Débat Lénine-Trotsky
Pourtant, en 1915, tout en poursuivant sa réflexion sur le terrain européen Lénine va retirer ce mot d’ordre en argumentant ainsi : « Mais si le mot d’ordre des Etats-unis républicains d’Europe formulé en connexion avec le renversement révolutionnaire des trois monarchies les plus réactionnaires d’Europe, la monarchie russe en tête, est absolument invulnérable comme mot d’ordre politique, du point de vue des conditions économiques, les Etats unis d’Europe en régime capitaliste sont ou bien impossibles (la concurrence) ou réactionnaires ». Lénine ajoute qu’une « Europe capitaliste peut servir à étouffer le socialisme »2.
Trotsky reste quant à lui sur la ligne des « Etats-unis républicains d’Europe ». Pierre Broué, dans son Trotsky, évoque le débat qui a opposé les deux révolutionnaires, en indiquant que pour Lénine le mot d’ordre de Trotsky est « opportuniste et générateur d’illusions ». Il est difficile de démêler les ressorts de la position de Lénine sur cette question : l’attitude des dirigeants du mouvement ouvrier, en particulier en Allemagne, face à la guerre et les conséquences de cette défaite historique le conduisent-il à se concentrer sur le renversement du tsarisme en relativisant les perspectives européennes ? Ce débat n’est-il pas un des effets de la violence des luttes fractionnelles dans la social-démocratie russe (Lénine considérait Trotsky comme un « centriste » entre les mencheviks et les bolcheviks) ?
Mais au-delà des problèmes de formulation sur la perspective européenne, Lénine comme Trotsky, avec leurs positions respectives, vont rejoindre le camp de ceux qui dans le mouvement social-démocrate refuseront l’union sacrée avec leur propre bourgeoisie.
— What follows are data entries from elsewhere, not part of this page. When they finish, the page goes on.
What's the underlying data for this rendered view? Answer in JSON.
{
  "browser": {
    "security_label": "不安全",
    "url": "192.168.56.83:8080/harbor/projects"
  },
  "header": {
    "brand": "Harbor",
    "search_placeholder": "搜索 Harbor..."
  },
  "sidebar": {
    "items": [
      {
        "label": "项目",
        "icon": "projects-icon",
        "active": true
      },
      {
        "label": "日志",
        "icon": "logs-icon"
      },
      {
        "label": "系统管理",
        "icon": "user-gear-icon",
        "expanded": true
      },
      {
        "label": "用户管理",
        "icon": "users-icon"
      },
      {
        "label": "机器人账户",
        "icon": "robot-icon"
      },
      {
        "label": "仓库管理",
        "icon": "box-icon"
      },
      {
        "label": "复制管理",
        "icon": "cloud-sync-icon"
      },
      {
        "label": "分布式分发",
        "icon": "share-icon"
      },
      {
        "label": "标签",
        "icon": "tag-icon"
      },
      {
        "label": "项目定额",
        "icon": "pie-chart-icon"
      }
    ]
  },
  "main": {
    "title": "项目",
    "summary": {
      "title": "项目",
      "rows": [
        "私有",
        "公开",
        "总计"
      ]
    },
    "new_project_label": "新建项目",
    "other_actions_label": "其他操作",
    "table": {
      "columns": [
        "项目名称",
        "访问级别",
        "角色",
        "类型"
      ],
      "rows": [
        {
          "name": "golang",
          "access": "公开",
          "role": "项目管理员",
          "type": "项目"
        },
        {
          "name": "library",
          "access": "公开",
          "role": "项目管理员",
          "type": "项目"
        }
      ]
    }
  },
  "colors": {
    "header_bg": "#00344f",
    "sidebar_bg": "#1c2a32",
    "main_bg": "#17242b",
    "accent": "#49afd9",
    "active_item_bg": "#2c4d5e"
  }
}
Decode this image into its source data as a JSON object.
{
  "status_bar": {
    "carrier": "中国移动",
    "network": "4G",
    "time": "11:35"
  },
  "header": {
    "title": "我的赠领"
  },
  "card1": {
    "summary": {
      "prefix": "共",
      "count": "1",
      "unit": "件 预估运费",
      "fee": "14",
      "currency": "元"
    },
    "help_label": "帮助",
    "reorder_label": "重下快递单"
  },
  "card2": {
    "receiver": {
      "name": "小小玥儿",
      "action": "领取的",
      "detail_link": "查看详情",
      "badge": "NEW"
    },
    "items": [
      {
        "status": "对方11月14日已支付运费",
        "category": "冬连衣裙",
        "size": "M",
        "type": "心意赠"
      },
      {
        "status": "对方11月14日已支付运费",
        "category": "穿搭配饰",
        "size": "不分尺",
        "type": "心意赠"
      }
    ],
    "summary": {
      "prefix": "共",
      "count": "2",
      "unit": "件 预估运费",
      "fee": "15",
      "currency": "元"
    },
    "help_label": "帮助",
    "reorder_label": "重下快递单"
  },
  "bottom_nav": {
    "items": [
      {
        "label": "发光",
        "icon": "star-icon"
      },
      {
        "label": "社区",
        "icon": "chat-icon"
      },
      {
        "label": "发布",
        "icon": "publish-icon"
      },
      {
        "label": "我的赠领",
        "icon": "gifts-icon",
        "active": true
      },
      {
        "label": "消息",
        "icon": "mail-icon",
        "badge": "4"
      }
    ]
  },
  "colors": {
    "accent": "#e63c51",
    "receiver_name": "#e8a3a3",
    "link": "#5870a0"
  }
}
Ils insisteront l’un et l’autre, après la conquête du pouvoir par les révolutionnaires russes, pour penser la révolution dans sa dimension européenne, notamment dans les liens entre la jeune révolution russe et la montée de la révolution dans les années 1920, particulièrement en Allemagne.
Les Etats-unis d’Europe
En mai 1917, en pleine révolution russe, Trotsky, reprend ce mot d’ordre en le reformulant comme « Etats-unis d’Europe », comme un des objectifs du programme de la paix du Parti bolchevique. C’est un mot d’ordre contre la guerre impérialiste, contre la concurrence inter-impérialiste, pour la démocratie : « les Etats-unis d’Europe sans monarchie, sans armée permanente, et sans diplomatie secrète, voilà la clause la plus importante du programme de paix prolétarien »3. « Une union économique européenne réalisée par le haut n’est que pure utopie, il ne pourrait s’agir que de demi mesures et compromis partiels… Une union source de développement et de culture ne peut être réalisée que par le prolétariat combattant le protectionnisme impérialiste et son instrument le militarisme ». Trotsky répond ici, sans le citer, aux réserves émises par Lénine.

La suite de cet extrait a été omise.